Optymizmem nie napawa także wypowiedź polskiego ministra zdrowia, Łukasza Szumowskiego, który w rozmowie z RMF FM przekonywał, że o wakacjach, takich jak do tej pory należy zapomnieć, a kolonie i obozy letnie mogą zostać odwołane. Szkoda, że przedstawiciele rządu, z równym przekonaniem nie wspominają o przełożeniu wyborów prezydenckich,zaplanowanych na 10 maja.

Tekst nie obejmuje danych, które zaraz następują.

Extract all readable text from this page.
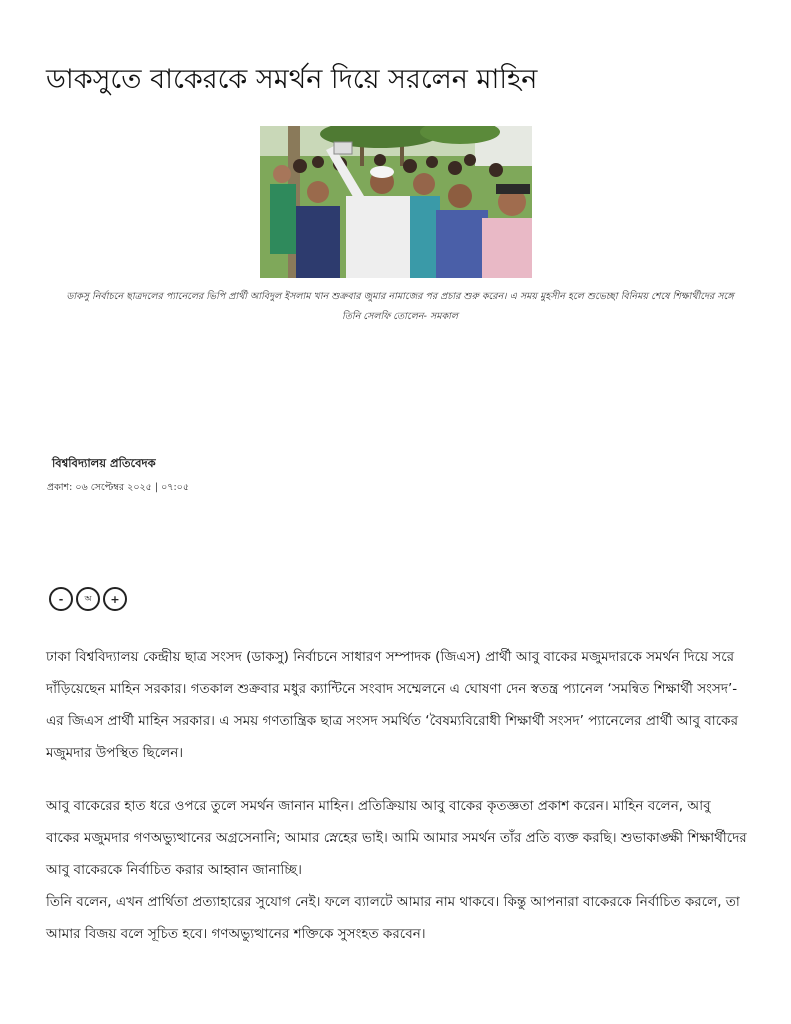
ডাকসুতে বাকেরকে সমর্থন দিয়ে সরলেন মাহিন
ডাকসু নির্বাচনে ছাত্রদলের প্যানেলের ভিপি প্রার্থী আবিদুল ইসলাম খান শুক্রবার জুমার নামাজের পর প্রচার শুরু করেন। এ সময় মুহসীন হলে শুভেচ্ছা বিনিময় শেষে শিক্ষার্থীদের সঙ্গে তিনি সেলফি তোলেন- সমকাল
বিশ্ববিদ্যালয় প্রতিবেদক
প্রকাশ: ০৬ সেপ্টেম্বর ২০২৫ | ০৭:০৫
-	অ	+
ঢাকা বিশ্ববিদ্যালয় কেন্দ্রীয় ছাত্র সংসদ (ডাকসু) নির্বাচনে সাধারণ সম্পাদক (জিএস) প্রার্থী আবু বাকের মজুমদারকে সমর্থন দিয়ে সরে দাঁড়িয়েছেন মাহিন সরকার। গতকাল শুক্রবার মধুর ক্যান্টিনে সংবাদ সম্মেলনে এ ঘোষণা দেন স্বতন্ত্র প্যানেল ‘সমন্বিত শিক্ষার্থী সংসদ’-এর জিএস প্রার্থী মাহিন সরকার। এ সময় গণতান্ত্রিক ছাত্র সংসদ সমর্থিত ‘বৈষম্যবিরোধী শিক্ষার্থী সংসদ’ প্যানেলের প্রার্থী আবু বাকের মজুমদার উপস্থিত ছিলেন।
আবু বাকেরের হাত ধরে ওপরে তুলে সমর্থন জানান মাহিন। প্রতিক্রিয়ায় আবু বাকের কৃতজ্ঞতা প্রকাশ করেন। মাহিন বলেন, আবু বাকের মজুমদার গণঅভ্যুত্থানের অগ্রসেনানি; আমার স্নেহের ভাই। আমি আমার সমর্থন তাঁর প্রতি ব্যক্ত করছি। শুভাকাঙ্ক্ষী শিক্ষার্থীদের আবু বাকেরকে নির্বাচিত করার আহ্বান জানাচ্ছি।
তিনি বলেন, এখন প্রার্থিতা প্রত্যাহারের সুযোগ নেই। ফলে ব্যালটে আমার নাম থাকবে। কিন্তু আপনারা বাকেরকে নির্বাচিত করলে, তা আমার বিজয় বলে সূচিত হবে। গণঅভ্যুত্থানের শক্তিকে সুসংহত করবেন।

Sytuacja związana z rozwojem epidemii jest bardzo dynamiczna i trudno cokolwiek przewidzieć. Natomiast wypowiedzi, takie jak ta ministra Szumowskiego, mogą szkodzić całym sektorom gospodarki, choć tak naprawdę nie wiadomo co do tych wakacji jeszcze zdąży się wydarzyć. Oczywiście, z pewną rezerwą trzeba traktować także te bardziej optymistyczne wypowiedzi płynące z innych krajów, niemniej patrząc z punktu widzenia minimalizowania szkód, jakie zostaną wyrządzone gospodarkom, poszczególnych krajów europejskich, warto aby rządzący uważali na słowa i unikali, zbyt radykalnych osądów, ponieważ podsycanie paniki na pewno nie posłuży większości przedsiębiorstw, nie tylko turystycznych. Z pewnością komunikaty płynące ze strony rządowej powinny być spójne. Z jednej strony Ministerstwo Rozwoju stara się uspokajać i zachęca do nieodwoływania wyjazdów, a z drugiej słowa ministra zdrowia mogą pogrzebać część firm turystycznych.